Somewhere between war and peace, these soldiers of fortune lie.

jose, who still envisions disputes being settles by a series of games between administration, not with other people as the pawns …

About Jose Vilson

José Luis Vilson is a math educator, blogger, speaker, and activist. For more of my writing, buy my book This Is Not A Test: A New Narrative on Race, Class, and Education, on sale now.
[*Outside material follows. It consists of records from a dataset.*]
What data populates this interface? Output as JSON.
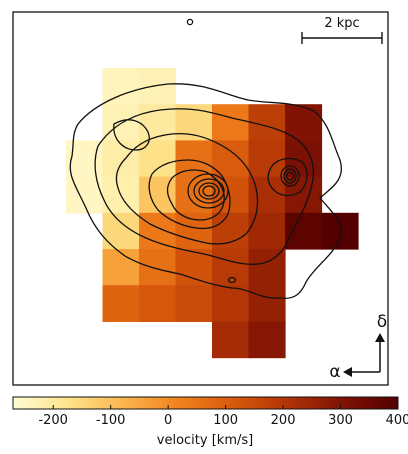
{
  "chart_data": {
    "type": "heatmap",
    "title": "",
    "grid": false,
    "scale_bar": {
      "label": "2 kpc"
    },
    "orientation": {
      "north_label": "δ",
      "east_label": "α"
    },
    "colorbar": {
      "label": "velocity [km/s]",
      "vmin": -270,
      "vmax": 400,
      "ticks": [
        -200,
        -100,
        0,
        100,
        200,
        300,
        400
      ],
      "tick_labels": [
        "-200",
        "-100",
        "0",
        "100",
        "200",
        "300",
        "400"
      ],
      "placement": "bottom",
      "colormap": [
        "#fffbd2",
        "#fde48c",
        "#fbb64e",
        "#f2821e",
        "#d85a0c",
        "#b03306",
        "#7e1204",
        "#540000"
      ]
    },
    "grid_columns": 8,
    "grid_rows": 9,
    "pixels": [
      {
        "col": 1,
        "row": 0,
        "value": -240
      },
      {
        "col": 2,
        "row": 0,
        "value": -230
      },
      {
        "col": 1,
        "row": 1,
        "value": -230
      },
      {
        "col": 2,
        "row": 1,
        "value": -200
      },
      {
        "col": 3,
        "row": 1,
        "value": -150
      },
      {
        "col": 4,
        "row": 1,
        "value": 40
      },
      {
        "col": 5,
        "row": 1,
        "value": 180
      },
      {
        "col": 6,
        "row": 1,
        "value": 300
      },
      {
        "col": 0,
        "row": 2,
        "value": -250
      },
      {
        "col": 1,
        "row": 2,
        "value": -210
      },
      {
        "col": 2,
        "row": 2,
        "value": -170
      },
      {
        "col": 3,
        "row": 2,
        "value": 60
      },
      {
        "col": 4,
        "row": 2,
        "value": 110
      },
      {
        "col": 5,
        "row": 2,
        "value": 190
      },
      {
        "col": 6,
        "row": 2,
        "value": 310
      },
      {
        "col": 0,
        "row": 3,
        "value": -250
      },
      {
        "col": 1,
        "row": 3,
        "value": -220
      },
      {
        "col": 2,
        "row": 3,
        "value": -110
      },
      {
        "col": 3,
        "row": 3,
        "value": 60
      },
      {
        "col": 4,
        "row": 3,
        "value": 130
      },
      {
        "col": 5,
        "row": 3,
        "value": 220
      },
      {
        "col": 6,
        "row": 3,
        "value": 290
      },
      {
        "col": 1,
        "row": 4,
        "value": -150
      },
      {
        "col": 2,
        "row": 4,
        "value": 40
      },
      {
        "col": 3,
        "row": 4,
        "value": 90
      },
      {
        "col": 4,
        "row": 4,
        "value": 180
      },
      {
        "col": 5,
        "row": 4,
        "value": 240
      },
      {
        "col": 6,
        "row": 4,
        "value": 380
      },
      {
        "col": 7,
        "row": 4,
        "value": 400
      },
      {
        "col": 1,
        "row": 5,
        "value": -40
      },
      {
        "col": 2,
        "row": 5,
        "value": 60
      },
      {
        "col": 3,
        "row": 5,
        "value": 130
      },
      {
        "col": 4,
        "row": 5,
        "value": 190
      },
      {
        "col": 5,
        "row": 5,
        "value": 260
      },
      {
        "col": 1,
        "row": 6,
        "value": 90
      },
      {
        "col": 2,
        "row": 6,
        "value": 120
      },
      {
        "col": 3,
        "row": 6,
        "value": 150
      },
      {
        "col": 4,
        "row": 6,
        "value": 200
      },
      {
        "col": 5,
        "row": 6,
        "value": 260
      },
      {
        "col": 4,
        "row": 7,
        "value": 230
      },
      {
        "col": 5,
        "row": 7,
        "value": 290
      }
    ]
  }
}
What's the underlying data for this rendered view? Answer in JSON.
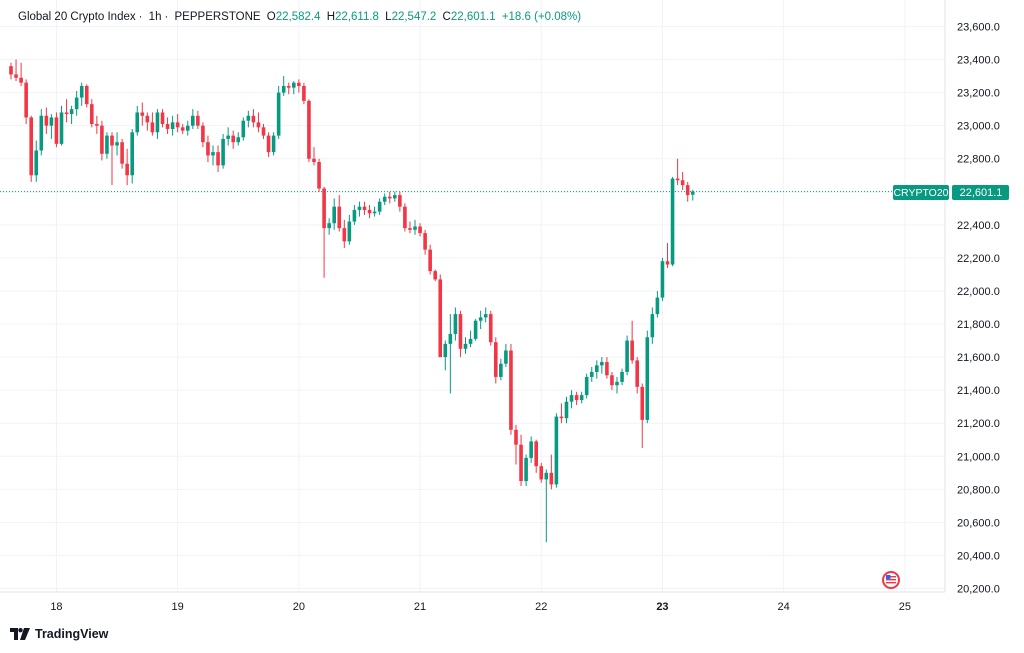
{
  "header": {
    "symbol": "Global 20 Crypto Index",
    "interval": "1h",
    "exchange": "PEPPERSTONE",
    "o_label": "O",
    "o_value": "22,582.4",
    "h_label": "H",
    "h_value": "22,611.8",
    "l_label": "L",
    "l_value": "22,547.2",
    "c_label": "C",
    "c_value": "22,601.1",
    "change": "+18.6 (+0.08%)"
  },
  "price_badge": {
    "symbol": "CRYPTO20",
    "price": "22,601.1"
  },
  "brand": {
    "name": "TradingView"
  },
  "colors": {
    "up": "#089981",
    "down": "#f23645",
    "grid": "#f0f3fa",
    "axis": "#e0e3eb"
  },
  "chart_data": {
    "type": "candlestick",
    "interval": "1h",
    "last_price": 22601.1,
    "ylim": [
      20150,
      23700
    ],
    "y_ticks": [
      20200,
      20400,
      20600,
      20800,
      21000,
      21200,
      21400,
      21600,
      21800,
      22000,
      22200,
      22400,
      22600,
      22800,
      23000,
      23200,
      23400,
      23600
    ],
    "y_tick_labels": [
      "20,200.0",
      "20,400.0",
      "20,600.0",
      "20,800.0",
      "21,000.0",
      "21,200.0",
      "21,400.0",
      "21,600.0",
      "21,800.0",
      "22,000.0",
      "22,200.0",
      "22,400.0",
      "22,600.0",
      "22,800.0",
      "23,000.0",
      "23,200.0",
      "23,400.0",
      "23,600.0"
    ],
    "x_ticks": [
      {
        "label": "18",
        "at": 9,
        "bold": false
      },
      {
        "label": "19",
        "at": 33,
        "bold": false
      },
      {
        "label": "20",
        "at": 57,
        "bold": false
      },
      {
        "label": "21",
        "at": 81,
        "bold": false
      },
      {
        "label": "22",
        "at": 105,
        "bold": false
      },
      {
        "label": "23",
        "at": 129,
        "bold": true
      },
      {
        "label": "24",
        "at": 153,
        "bold": false
      },
      {
        "label": "25",
        "at": 177,
        "bold": false
      }
    ],
    "candles": [
      [
        23360,
        23380,
        23280,
        23310
      ],
      [
        23310,
        23400,
        23270,
        23290
      ],
      [
        23290,
        23380,
        23240,
        23260
      ],
      [
        23260,
        23280,
        23010,
        23050
      ],
      [
        23050,
        23060,
        22660,
        22700
      ],
      [
        22700,
        22910,
        22660,
        22850
      ],
      [
        22850,
        23100,
        22820,
        23060
      ],
      [
        23060,
        23110,
        22950,
        23000
      ],
      [
        23000,
        23070,
        22920,
        23050
      ],
      [
        23050,
        23080,
        22870,
        22890
      ],
      [
        22890,
        23120,
        22880,
        23080
      ],
      [
        23080,
        23160,
        23020,
        23070
      ],
      [
        23070,
        23120,
        23010,
        23100
      ],
      [
        23100,
        23210,
        23060,
        23170
      ],
      [
        23170,
        23260,
        23120,
        23240
      ],
      [
        23240,
        23250,
        23110,
        23130
      ],
      [
        23130,
        23160,
        22990,
        23010
      ],
      [
        23010,
        23060,
        22950,
        23000
      ],
      [
        23000,
        23030,
        22790,
        22830
      ],
      [
        22830,
        22960,
        22800,
        22940
      ],
      [
        22940,
        22960,
        22640,
        22880
      ],
      [
        22880,
        22960,
        22820,
        22900
      ],
      [
        22900,
        22920,
        22740,
        22770
      ],
      [
        22770,
        22860,
        22640,
        22700
      ],
      [
        22700,
        22980,
        22650,
        22960
      ],
      [
        22960,
        23120,
        22940,
        23080
      ],
      [
        23080,
        23140,
        23000,
        23060
      ],
      [
        23060,
        23080,
        22970,
        23020
      ],
      [
        23020,
        23080,
        22940,
        22960
      ],
      [
        22960,
        23100,
        22920,
        23080
      ],
      [
        23080,
        23100,
        22990,
        23010
      ],
      [
        23010,
        23050,
        22950,
        22980
      ],
      [
        22980,
        23060,
        22940,
        23020
      ],
      [
        23020,
        23070,
        22960,
        22990
      ],
      [
        22990,
        23010,
        22950,
        22970
      ],
      [
        22970,
        23030,
        22940,
        23000
      ],
      [
        23000,
        23100,
        22980,
        23060
      ],
      [
        23060,
        23090,
        22980,
        23000
      ],
      [
        23000,
        23020,
        22870,
        22900
      ],
      [
        22900,
        22940,
        22780,
        22820
      ],
      [
        22820,
        22880,
        22760,
        22840
      ],
      [
        22840,
        22880,
        22720,
        22760
      ],
      [
        22760,
        22950,
        22740,
        22920
      ],
      [
        22920,
        22990,
        22880,
        22940
      ],
      [
        22940,
        22970,
        22860,
        22900
      ],
      [
        22900,
        22960,
        22880,
        22930
      ],
      [
        22930,
        23050,
        22910,
        23030
      ],
      [
        23030,
        23090,
        22990,
        23060
      ],
      [
        23060,
        23100,
        22990,
        23020
      ],
      [
        23020,
        23080,
        22960,
        22990
      ],
      [
        22990,
        23010,
        22920,
        22940
      ],
      [
        22940,
        22960,
        22810,
        22840
      ],
      [
        22840,
        22960,
        22820,
        22940
      ],
      [
        22940,
        23240,
        22920,
        23200
      ],
      [
        23200,
        23300,
        23180,
        23240
      ],
      [
        23240,
        23260,
        23190,
        23230
      ],
      [
        23230,
        23270,
        23190,
        23260
      ],
      [
        23260,
        23280,
        23200,
        23240
      ],
      [
        23240,
        23260,
        23130,
        23150
      ],
      [
        23150,
        23160,
        22780,
        22800
      ],
      [
        22800,
        22870,
        22760,
        22780
      ],
      [
        22780,
        22800,
        22600,
        22620
      ],
      [
        22620,
        22630,
        22080,
        22380
      ],
      [
        22380,
        22440,
        22340,
        22410
      ],
      [
        22410,
        22560,
        22370,
        22510
      ],
      [
        22510,
        22580,
        22360,
        22380
      ],
      [
        22380,
        22430,
        22260,
        22300
      ],
      [
        22300,
        22460,
        22280,
        22420
      ],
      [
        22420,
        22520,
        22400,
        22490
      ],
      [
        22490,
        22540,
        22450,
        22510
      ],
      [
        22510,
        22540,
        22460,
        22490
      ],
      [
        22490,
        22520,
        22440,
        22470
      ],
      [
        22470,
        22510,
        22450,
        22480
      ],
      [
        22480,
        22560,
        22460,
        22540
      ],
      [
        22540,
        22590,
        22520,
        22570
      ],
      [
        22570,
        22600,
        22530,
        22560
      ],
      [
        22560,
        22600,
        22540,
        22580
      ],
      [
        22580,
        22600,
        22480,
        22510
      ],
      [
        22510,
        22530,
        22360,
        22380
      ],
      [
        22380,
        22420,
        22350,
        22370
      ],
      [
        22370,
        22430,
        22340,
        22390
      ],
      [
        22390,
        22410,
        22330,
        22350
      ],
      [
        22350,
        22370,
        22220,
        22250
      ],
      [
        22250,
        22280,
        22100,
        22120
      ],
      [
        22120,
        22130,
        22060,
        22070
      ],
      [
        22070,
        22100,
        21600,
        21600
      ],
      [
        21600,
        21700,
        21520,
        21680
      ],
      [
        21680,
        21860,
        21380,
        21740
      ],
      [
        21740,
        21900,
        21700,
        21860
      ],
      [
        21860,
        21880,
        21600,
        21650
      ],
      [
        21650,
        21720,
        21620,
        21680
      ],
      [
        21680,
        21760,
        21660,
        21710
      ],
      [
        21710,
        21830,
        21700,
        21820
      ],
      [
        21820,
        21880,
        21770,
        21840
      ],
      [
        21840,
        21900,
        21810,
        21860
      ],
      [
        21860,
        21880,
        21670,
        21690
      ],
      [
        21690,
        21720,
        21440,
        21480
      ],
      [
        21480,
        21590,
        21460,
        21560
      ],
      [
        21560,
        21680,
        21540,
        21640
      ],
      [
        21640,
        21680,
        21130,
        21160
      ],
      [
        21160,
        21190,
        20950,
        21070
      ],
      [
        21070,
        21130,
        20820,
        20850
      ],
      [
        20850,
        21010,
        20820,
        20990
      ],
      [
        20990,
        21120,
        20960,
        21090
      ],
      [
        21090,
        21100,
        20900,
        20940
      ],
      [
        20940,
        20960,
        20840,
        20860
      ],
      [
        20860,
        20920,
        20480,
        20900
      ],
      [
        20900,
        21010,
        20800,
        20830
      ],
      [
        20830,
        21260,
        20810,
        21240
      ],
      [
        21240,
        21320,
        21200,
        21230
      ],
      [
        21230,
        21360,
        21200,
        21330
      ],
      [
        21330,
        21400,
        21290,
        21370
      ],
      [
        21370,
        21390,
        21310,
        21340
      ],
      [
        21340,
        21390,
        21320,
        21370
      ],
      [
        21370,
        21500,
        21350,
        21480
      ],
      [
        21480,
        21540,
        21450,
        21510
      ],
      [
        21510,
        21580,
        21470,
        21550
      ],
      [
        21550,
        21600,
        21500,
        21570
      ],
      [
        21570,
        21600,
        21470,
        21490
      ],
      [
        21490,
        21510,
        21400,
        21430
      ],
      [
        21430,
        21480,
        21380,
        21450
      ],
      [
        21450,
        21530,
        21430,
        21510
      ],
      [
        21510,
        21730,
        21490,
        21700
      ],
      [
        21700,
        21820,
        21560,
        21580
      ],
      [
        21580,
        21600,
        21380,
        21420
      ],
      [
        21420,
        21440,
        21050,
        21220
      ],
      [
        21220,
        21760,
        21200,
        21720
      ],
      [
        21720,
        21900,
        21680,
        21860
      ],
      [
        21860,
        22000,
        21840,
        21960
      ],
      [
        21960,
        22200,
        21940,
        22180
      ],
      [
        22180,
        22290,
        22140,
        22160
      ],
      [
        22160,
        22690,
        22150,
        22680
      ],
      [
        22680,
        22800,
        22640,
        22670
      ],
      [
        22670,
        22720,
        22610,
        22640
      ],
      [
        22640,
        22660,
        22540,
        22580
      ],
      [
        22582.4,
        22611.8,
        22547.2,
        22601.1
      ]
    ]
  }
}
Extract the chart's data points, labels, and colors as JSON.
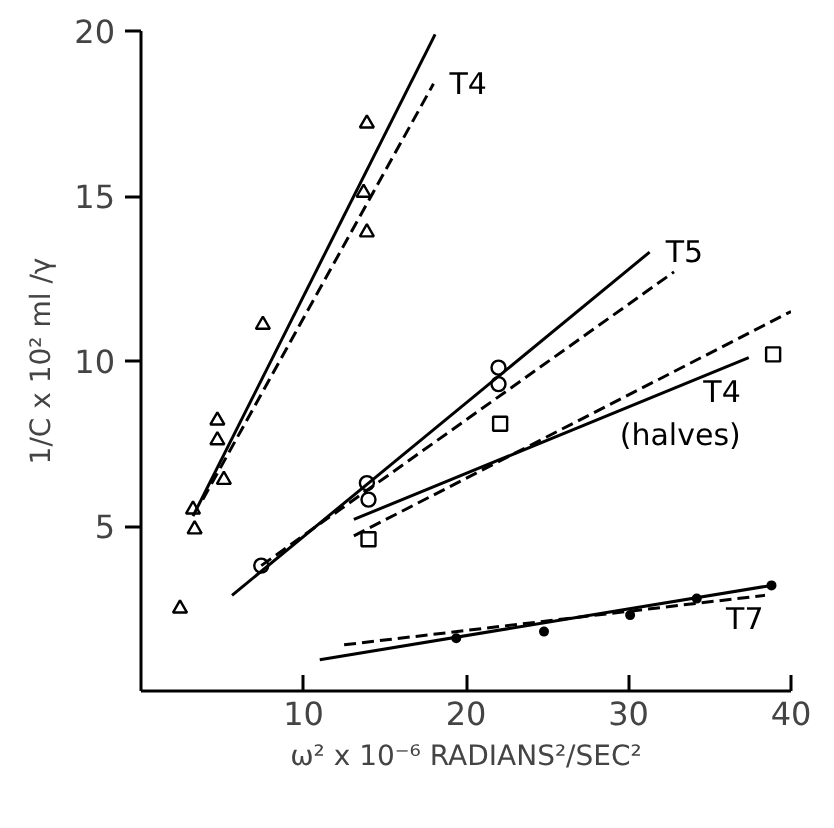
{
  "chart_data": {
    "type": "scatter",
    "xlabel": "ω² x 10⁻⁶ RADIANS²/SEC²",
    "ylabel": "1/C x 10² ml /γ",
    "xlim": [
      0,
      40
    ],
    "ylim": [
      0,
      20
    ],
    "xticks": [
      10,
      20,
      30,
      40
    ],
    "yticks": [
      5,
      10,
      15,
      20
    ],
    "grid": false,
    "series": [
      {
        "marker": "triangle",
        "color": "#000000",
        "x": [
          2.4,
          3.3,
          3.2,
          4.7,
          4.7,
          5.1,
          7.5,
          13.9,
          13.7,
          13.9
        ],
        "values": [
          2.5,
          4.9,
          5.5,
          8.2,
          7.6,
          6.4,
          11.1,
          17.2,
          15.1,
          13.9
        ]
      },
      {
        "type": "line",
        "line_style": "solid",
        "color": "#000000",
        "x": [
          3.2,
          18.1
        ],
        "values": [
          5.3,
          19.9
        ]
      },
      {
        "type": "line",
        "name": "T4",
        "line_style": "dashed",
        "color": "#000000",
        "x": [
          3.8,
          18
        ],
        "values": [
          5.8,
          18.4
        ]
      },
      {
        "marker": "circle",
        "color": "#000000",
        "x": [
          7.4,
          13.9,
          14,
          22,
          22
        ],
        "values": [
          3.8,
          6.3,
          5.8,
          9.8,
          9.3
        ]
      },
      {
        "type": "line",
        "name": "T5",
        "line_style": "solid",
        "color": "#000000",
        "x": [
          5.6,
          31.3
        ],
        "values": [
          2.9,
          13.3
        ]
      },
      {
        "type": "line",
        "line_style": "dashed",
        "color": "#000000",
        "x": [
          7.4,
          32.8
        ],
        "values": [
          3.8,
          12.7
        ]
      },
      {
        "marker": "square",
        "color": "#000000",
        "x": [
          14,
          22.1,
          38.9
        ],
        "values": [
          4.6,
          8.1,
          10.2
        ]
      },
      {
        "type": "line",
        "name": "T4\n(halves)",
        "line_style": "solid",
        "color": "#000000",
        "x": [
          13.1,
          37.4
        ],
        "values": [
          5.2,
          10.1
        ]
      },
      {
        "type": "line",
        "line_style": "dashed",
        "color": "#000000",
        "x": [
          13.1,
          40
        ],
        "values": [
          4.7,
          11.5
        ]
      },
      {
        "marker": "dot",
        "color": "#000000",
        "x": [
          19.4,
          24.8,
          30.1,
          34.2,
          38.8
        ],
        "values": [
          1.6,
          1.8,
          2.3,
          2.8,
          3.2
        ]
      },
      {
        "type": "line",
        "name": "T7",
        "line_style": "solid",
        "color": "#000000",
        "x": [
          11,
          38.8
        ],
        "values": [
          0.95,
          3.2
        ]
      },
      {
        "type": "line",
        "line_style": "dashed",
        "color": "#000000",
        "x": [
          12.5,
          38.4
        ],
        "values": [
          1.4,
          2.9
        ]
      }
    ]
  }
}
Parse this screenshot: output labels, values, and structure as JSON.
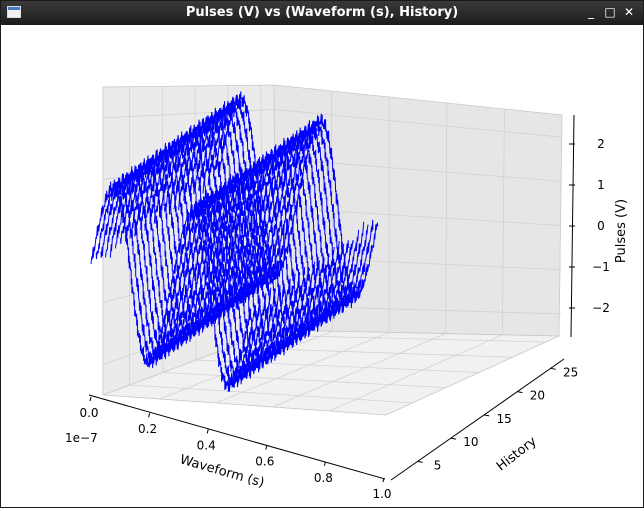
{
  "window": {
    "title": "Pulses (V) vs (Waveform (s), History)",
    "controls": {
      "minimize": "_",
      "maximize": "□",
      "close": "✕"
    }
  },
  "chart_data": {
    "type": "3d-line",
    "title": "",
    "xlabel": "Waveform (s)",
    "x_offset_text": "1e−7",
    "ylabel": "History",
    "zlabel": "Pulses (V)",
    "xlim": [
      0.0,
      1.0
    ],
    "ylim": [
      1,
      27
    ],
    "zlim": [
      -2.5,
      2.5
    ],
    "xticks": [
      "0.0",
      "0.2",
      "0.4",
      "0.6",
      "0.8",
      "1.0"
    ],
    "yticks": [
      "5",
      "10",
      "15",
      "20",
      "25"
    ],
    "zticks": [
      "−2",
      "−1",
      "0",
      "1",
      "2"
    ],
    "grid": true,
    "line_color": "#0000ff",
    "series": {
      "count": 27,
      "function": "sine",
      "amplitude": 2,
      "cycles_per_trace": 2,
      "history_values": [
        1,
        2,
        3,
        4,
        5,
        6,
        7,
        8,
        9,
        10,
        11,
        12,
        13,
        14,
        15,
        16,
        17,
        18,
        19,
        20,
        21,
        22,
        23,
        24,
        25,
        26,
        27
      ],
      "noise": "high-frequency ripple on each trace"
    }
  }
}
Jose VilsonSomewhere Between War and Peace

Comments 2

  1. Carl

    If there’s one thing my father’s work with the Veterans Administration has taught me, it’s that supporting troops and pro-peace activism are certainly not mutually exclusive.

    The degree to which this country marginalizes its veterans is reprehensible. At best, it makes our administrations look gutless… at worst, it’s as if to say, “We believe so little in the duties we tasked you to perform, you can spend the remainder of your days as a second-class citizen.”

    I’m not saying, “I was just doing my job.” is an excuse. But as a nation, we need to stand behind the folks who fight the hard fight…

  2. bivey

    Agree completely. We had a maintenance worker in my school about 15 years ago – nicest guy in the world. He had to quit suddenly because his PTSD was acting up and he was afraid he’d have a flashback and accidentally hurt one of the kids. I’m a lifelong pacifist, but experiences like that have taught me that many veterans were animated by a sense of doing what they felt must be done to protect people they cared about, and that many of them have been permanently changed by what they went through.

    As a pacifist, I want to bring about peace and harmony in the world. One way to do that is to honor people like my school’s former employee by doing what I can to promote our country’s taking proper care of them in return for their service.